Highly lubricating and wear‐resistant Ti3C2Tx@SiO2/PI composites based on the action of transfer film at the friction surface

Abstract Polyimide (PI) is a special engineering plastic, widely involved in mechanical components, instruments, and petrochemicals. However, single PI material is inevitably subject to wear and tear in practice, which leads to weakened material properties. In this work, Ti 3 C 2 T x @SiO 2 was prepared to enhance the wear resistance and lubrication properties of PI by intercalating SiO 2 into the interlayer of Ti 3 C 2 T x sheets. Ti 3 C 2 T x @SiO 2 /PI composites were fabricated in two steps to test the tribological performances. SiO 2 particles change the form of interfacial friction from sliding to rolling, thus relieving direct friction between material and steel ball.

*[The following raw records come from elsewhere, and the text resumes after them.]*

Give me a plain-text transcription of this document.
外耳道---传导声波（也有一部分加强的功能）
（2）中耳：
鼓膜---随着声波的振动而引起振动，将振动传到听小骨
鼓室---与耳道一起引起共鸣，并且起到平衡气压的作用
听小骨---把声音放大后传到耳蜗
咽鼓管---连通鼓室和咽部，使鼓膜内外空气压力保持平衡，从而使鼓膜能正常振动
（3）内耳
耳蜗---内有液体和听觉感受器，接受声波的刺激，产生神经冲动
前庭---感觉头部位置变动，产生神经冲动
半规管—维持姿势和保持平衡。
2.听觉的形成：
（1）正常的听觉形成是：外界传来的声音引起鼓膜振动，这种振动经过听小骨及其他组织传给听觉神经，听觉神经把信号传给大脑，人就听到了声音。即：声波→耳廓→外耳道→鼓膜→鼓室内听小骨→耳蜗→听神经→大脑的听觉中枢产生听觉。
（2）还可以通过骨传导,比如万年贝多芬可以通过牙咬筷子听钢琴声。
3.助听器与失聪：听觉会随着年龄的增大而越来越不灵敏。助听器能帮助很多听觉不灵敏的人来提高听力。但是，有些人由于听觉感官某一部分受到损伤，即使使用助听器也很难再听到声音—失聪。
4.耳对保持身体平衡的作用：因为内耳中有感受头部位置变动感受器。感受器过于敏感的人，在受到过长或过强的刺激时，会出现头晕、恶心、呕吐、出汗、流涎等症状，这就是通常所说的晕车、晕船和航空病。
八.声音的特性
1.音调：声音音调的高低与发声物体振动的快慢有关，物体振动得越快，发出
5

So, the composites have a minimum COF (COF = 0.33) when the content of Ti 3 C 2 T x @SiO 2 is 0.80 wt%. Moreover, the average value of wear rate was 0.24 × 10 −5 mm 3 /(N·m) when Ti 3 C 2 T x @SiO 2 content was 1.60 wt%, which was 91.0% lower compared to the PI matrix. During the friction process, the abrasive chips of the material migrate to the surface of the steel ball to form a transfer film, which protects the material and thus reduces the wear rate. Therefore, the hybrids Ti 3 C 2 T x @SiO 2 are effective and important wear‐resistant agents and solid lubricants to improve the wear resistance and lubricity of PI or other polymer materials. Highlights SiO 2 insert Ti 3 C 2 T x is a key factor in changing sliding friction into rolling friction, effectively reducing the COF. The average wear rate was 91.0% lower than that of the polyimide matrix when Ti 3 C 2 T x @SiO 2 content was 1.60 wt%. The minimum COF of Ti 3 C 2 T x @SiO 2 /PI composites reached 0.33 when the content of Ti 3 C 2 T x @SiO 2 was 0.80 wt%. The transfer film effectively reduces further wear of the material during friction.